There is a third method of tyre construction, the steel-cord, of which the Michelin “X” is so outstanding as to be on a pedestal of its own.–W.B.
The number of replicas of actual makes of car represented in the miniatures field is now monumental and those who collect comprehensively require extensive storage space for their models.
Meccano Limited have introduced an ambitious car carrier and trailer in the Dinky Supertoys series, which can transport eight Dinky miniature cars on double-deck ramps. Its methods of loading, if not in accord with full-scale procedure, is fascinating, though perhaps more so to children than their elders. Two new Dinky miniatures are the Hudson Hornet saloon and duo-tone Hillman Minx saloon, with realistic wrap-round rear windows and wrap-round screen in the case of the Hornet. No. 175, the Hillman saloon, is 3 9/16 in. long and costs 3s. 3d. inclusive of p.t. The Hudson is No. 174 in the Dinky series, is 4 3/8 in. long, and costs 3s. 6d. Collectors of Dinky miniatures can now obtain, from Meccano Ltd., Binns Road, Liverpool. 13, an annual Collectors’ Licence, like a miniature driver’s licence, in which to list the Dinky toys they own. Those who think model car collection is childish should note that Stirling Moss holds Dinky Toys Collector’s Licence No. 1. Every month he will select a number and the holder of that licence will be entitled to a visit to Meccano Ltd., all expenses paid, in the company of parents. Within two days of the announcement of this Club it had over a thousand members. Readers may care to enrol their children, mentioning MOTOR SPORT when they apply.

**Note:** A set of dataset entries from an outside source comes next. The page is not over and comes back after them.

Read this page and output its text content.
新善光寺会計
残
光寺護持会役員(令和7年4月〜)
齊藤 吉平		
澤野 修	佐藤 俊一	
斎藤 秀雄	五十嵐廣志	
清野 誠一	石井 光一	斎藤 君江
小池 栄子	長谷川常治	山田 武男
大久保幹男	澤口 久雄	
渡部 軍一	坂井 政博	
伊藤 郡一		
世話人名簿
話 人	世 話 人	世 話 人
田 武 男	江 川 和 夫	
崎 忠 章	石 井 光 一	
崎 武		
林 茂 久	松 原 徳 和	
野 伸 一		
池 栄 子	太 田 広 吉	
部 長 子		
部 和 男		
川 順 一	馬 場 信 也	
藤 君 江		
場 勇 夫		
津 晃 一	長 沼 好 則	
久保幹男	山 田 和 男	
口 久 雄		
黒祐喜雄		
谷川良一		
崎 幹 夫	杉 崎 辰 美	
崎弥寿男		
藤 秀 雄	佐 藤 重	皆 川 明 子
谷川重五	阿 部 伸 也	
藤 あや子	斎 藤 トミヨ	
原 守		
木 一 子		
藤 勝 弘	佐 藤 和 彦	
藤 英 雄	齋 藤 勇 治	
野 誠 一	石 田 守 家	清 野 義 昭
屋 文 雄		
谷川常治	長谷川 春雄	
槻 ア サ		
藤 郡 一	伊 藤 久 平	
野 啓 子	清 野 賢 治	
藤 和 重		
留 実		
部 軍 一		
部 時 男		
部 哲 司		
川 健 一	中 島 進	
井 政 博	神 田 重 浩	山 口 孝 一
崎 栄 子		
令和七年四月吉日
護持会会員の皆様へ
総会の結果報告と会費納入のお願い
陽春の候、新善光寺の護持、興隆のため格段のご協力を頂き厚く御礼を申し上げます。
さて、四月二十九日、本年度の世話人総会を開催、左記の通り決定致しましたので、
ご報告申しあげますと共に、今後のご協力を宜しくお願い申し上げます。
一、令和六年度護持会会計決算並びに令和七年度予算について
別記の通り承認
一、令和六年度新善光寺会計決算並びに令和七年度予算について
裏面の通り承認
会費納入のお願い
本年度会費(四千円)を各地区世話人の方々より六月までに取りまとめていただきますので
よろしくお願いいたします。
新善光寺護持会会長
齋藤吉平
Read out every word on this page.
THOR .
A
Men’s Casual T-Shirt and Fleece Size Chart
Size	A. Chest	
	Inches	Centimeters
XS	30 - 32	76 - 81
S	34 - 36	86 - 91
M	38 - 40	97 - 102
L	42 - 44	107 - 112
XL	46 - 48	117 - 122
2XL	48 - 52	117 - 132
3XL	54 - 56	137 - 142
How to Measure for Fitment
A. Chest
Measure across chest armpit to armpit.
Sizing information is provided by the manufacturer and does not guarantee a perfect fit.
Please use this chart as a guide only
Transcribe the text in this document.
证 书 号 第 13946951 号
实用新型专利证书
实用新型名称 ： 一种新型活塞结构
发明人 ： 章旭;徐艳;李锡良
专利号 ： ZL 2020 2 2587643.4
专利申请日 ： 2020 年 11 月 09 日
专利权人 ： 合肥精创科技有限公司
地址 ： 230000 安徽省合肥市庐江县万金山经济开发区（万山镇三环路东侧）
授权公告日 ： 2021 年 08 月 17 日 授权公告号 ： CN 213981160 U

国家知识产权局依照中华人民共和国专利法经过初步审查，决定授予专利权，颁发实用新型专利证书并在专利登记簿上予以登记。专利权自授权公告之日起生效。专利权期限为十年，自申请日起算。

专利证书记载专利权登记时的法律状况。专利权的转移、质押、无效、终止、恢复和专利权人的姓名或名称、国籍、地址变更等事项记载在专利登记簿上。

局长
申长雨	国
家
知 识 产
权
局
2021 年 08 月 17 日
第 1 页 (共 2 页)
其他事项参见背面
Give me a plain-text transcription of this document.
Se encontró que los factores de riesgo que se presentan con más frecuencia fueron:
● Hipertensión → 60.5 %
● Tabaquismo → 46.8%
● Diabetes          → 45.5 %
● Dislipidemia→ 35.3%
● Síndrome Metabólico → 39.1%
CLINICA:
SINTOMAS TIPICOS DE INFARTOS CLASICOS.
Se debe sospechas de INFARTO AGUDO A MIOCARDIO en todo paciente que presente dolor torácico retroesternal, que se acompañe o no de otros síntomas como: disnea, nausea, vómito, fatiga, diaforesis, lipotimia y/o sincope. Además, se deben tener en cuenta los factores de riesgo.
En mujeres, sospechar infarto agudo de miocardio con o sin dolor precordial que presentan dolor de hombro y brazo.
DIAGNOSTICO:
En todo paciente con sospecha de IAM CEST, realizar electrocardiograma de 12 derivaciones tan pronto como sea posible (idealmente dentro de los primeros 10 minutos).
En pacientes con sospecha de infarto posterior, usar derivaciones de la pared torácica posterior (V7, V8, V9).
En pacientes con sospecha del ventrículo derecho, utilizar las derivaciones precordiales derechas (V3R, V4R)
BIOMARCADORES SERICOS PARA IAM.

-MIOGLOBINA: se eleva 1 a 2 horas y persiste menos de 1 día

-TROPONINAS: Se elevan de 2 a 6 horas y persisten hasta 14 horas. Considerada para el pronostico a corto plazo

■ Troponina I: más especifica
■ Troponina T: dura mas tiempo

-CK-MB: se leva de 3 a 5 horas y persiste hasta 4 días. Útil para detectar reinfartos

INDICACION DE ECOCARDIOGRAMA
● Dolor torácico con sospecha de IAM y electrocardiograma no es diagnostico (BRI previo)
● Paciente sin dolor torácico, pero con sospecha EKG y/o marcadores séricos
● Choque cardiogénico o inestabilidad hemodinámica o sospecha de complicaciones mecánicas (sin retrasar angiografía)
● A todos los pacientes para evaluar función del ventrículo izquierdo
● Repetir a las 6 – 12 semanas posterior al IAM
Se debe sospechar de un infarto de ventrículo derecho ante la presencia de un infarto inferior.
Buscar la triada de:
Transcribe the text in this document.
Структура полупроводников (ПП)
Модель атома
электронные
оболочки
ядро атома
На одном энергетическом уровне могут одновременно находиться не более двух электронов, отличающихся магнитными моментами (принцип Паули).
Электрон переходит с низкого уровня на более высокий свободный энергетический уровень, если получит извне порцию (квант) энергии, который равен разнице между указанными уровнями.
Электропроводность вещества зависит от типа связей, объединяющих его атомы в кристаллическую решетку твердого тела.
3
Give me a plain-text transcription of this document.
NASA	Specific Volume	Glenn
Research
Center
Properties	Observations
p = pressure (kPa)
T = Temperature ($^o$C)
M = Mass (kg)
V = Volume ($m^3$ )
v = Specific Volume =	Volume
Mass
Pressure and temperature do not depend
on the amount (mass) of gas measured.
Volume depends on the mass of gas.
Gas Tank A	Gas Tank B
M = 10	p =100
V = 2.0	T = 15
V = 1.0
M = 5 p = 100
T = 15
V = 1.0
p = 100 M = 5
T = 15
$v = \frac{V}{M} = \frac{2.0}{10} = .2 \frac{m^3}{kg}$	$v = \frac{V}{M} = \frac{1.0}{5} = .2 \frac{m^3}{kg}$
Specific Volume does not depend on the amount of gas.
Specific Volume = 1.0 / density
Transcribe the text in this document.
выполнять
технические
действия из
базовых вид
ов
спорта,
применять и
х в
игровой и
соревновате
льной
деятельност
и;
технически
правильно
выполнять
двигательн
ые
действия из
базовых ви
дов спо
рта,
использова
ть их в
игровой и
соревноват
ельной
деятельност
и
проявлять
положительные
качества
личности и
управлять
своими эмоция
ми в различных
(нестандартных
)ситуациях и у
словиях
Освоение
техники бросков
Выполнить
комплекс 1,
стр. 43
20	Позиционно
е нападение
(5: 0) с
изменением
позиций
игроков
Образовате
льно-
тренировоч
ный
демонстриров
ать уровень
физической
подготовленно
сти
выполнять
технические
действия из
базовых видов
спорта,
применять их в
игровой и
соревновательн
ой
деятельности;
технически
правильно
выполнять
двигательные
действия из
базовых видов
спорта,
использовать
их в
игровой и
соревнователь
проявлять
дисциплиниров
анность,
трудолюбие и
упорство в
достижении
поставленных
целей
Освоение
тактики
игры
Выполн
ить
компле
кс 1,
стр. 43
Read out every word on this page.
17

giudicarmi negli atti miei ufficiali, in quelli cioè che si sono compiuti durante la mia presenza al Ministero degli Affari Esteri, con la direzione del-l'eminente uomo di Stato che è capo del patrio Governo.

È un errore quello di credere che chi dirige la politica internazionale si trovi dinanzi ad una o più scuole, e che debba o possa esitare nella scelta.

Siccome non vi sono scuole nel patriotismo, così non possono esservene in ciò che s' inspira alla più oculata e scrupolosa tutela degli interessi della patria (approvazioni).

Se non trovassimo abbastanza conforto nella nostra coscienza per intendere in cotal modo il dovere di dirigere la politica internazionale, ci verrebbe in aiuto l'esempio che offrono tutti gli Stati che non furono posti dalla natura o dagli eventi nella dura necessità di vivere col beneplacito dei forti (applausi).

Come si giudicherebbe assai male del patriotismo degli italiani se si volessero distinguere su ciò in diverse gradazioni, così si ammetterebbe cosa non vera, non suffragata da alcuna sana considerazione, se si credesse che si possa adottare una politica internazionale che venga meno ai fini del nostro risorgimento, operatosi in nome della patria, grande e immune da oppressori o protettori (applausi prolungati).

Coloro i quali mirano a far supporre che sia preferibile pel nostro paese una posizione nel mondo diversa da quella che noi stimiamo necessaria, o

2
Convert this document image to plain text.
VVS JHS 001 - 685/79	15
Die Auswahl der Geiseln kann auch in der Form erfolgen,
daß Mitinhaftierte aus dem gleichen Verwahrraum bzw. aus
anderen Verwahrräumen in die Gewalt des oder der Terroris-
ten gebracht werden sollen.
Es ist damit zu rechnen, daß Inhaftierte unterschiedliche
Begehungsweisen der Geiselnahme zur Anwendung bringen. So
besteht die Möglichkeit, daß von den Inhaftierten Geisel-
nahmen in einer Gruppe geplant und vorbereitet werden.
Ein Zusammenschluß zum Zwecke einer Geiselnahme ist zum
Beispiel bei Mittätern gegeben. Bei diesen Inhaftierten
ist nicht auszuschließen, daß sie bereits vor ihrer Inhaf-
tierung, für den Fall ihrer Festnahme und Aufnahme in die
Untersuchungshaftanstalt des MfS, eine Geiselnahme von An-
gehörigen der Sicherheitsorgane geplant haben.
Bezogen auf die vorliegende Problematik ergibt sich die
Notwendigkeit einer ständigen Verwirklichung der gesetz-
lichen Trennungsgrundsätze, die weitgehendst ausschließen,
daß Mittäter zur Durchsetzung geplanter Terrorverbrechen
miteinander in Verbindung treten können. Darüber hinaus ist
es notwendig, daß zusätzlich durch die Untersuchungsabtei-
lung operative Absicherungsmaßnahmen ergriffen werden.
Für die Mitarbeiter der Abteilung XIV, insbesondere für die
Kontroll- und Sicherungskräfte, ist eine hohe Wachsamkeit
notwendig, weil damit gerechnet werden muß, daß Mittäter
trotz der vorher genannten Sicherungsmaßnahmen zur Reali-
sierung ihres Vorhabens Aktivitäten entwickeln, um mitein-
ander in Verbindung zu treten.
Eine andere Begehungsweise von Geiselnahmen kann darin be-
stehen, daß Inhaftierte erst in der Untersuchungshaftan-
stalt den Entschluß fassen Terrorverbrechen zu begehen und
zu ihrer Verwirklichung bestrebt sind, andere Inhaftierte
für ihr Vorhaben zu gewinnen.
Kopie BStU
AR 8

Lesney have really excelled themselves with No. 9 in their “Models of Yesteryear” series, this being a splendid 80:1 scale model of a Fowler “Big Lion” showman’s road locomotive. It is complete with canopy supported on twisted brass struts, dynamo, chimney clamped to the roof, tool-boxes, crane and flywheel, this 3 1/4 in. long miniature being beautifully finished in gay colours. The price is a modest 4/9d.
In the realm of larger, and historic, car models a reader showed us recently a fine non-working replica of the 350-h.p. V12 Sunbeam in its 1925 form, with streamlined fairings and long tail, as used by Malcolm Campbell to set the Land Speed Record to over 150 m.p.h. This model is complete even to correctly-disposed instruments, pedals and even the starting-magneto on the cockpit floor, and has exhaust stubs, radiator cowl, and steering connections, correctly detailed, although the steering does not move. The model is about two feet long, of wood and metal. We recall that Leslie Callingham also had one of these Sunbeam models, which were presumably made in some numbers for Campbell or perhaps for one of the petrol companies associated with his record-breaking exploits. Do any others exist?–W. B.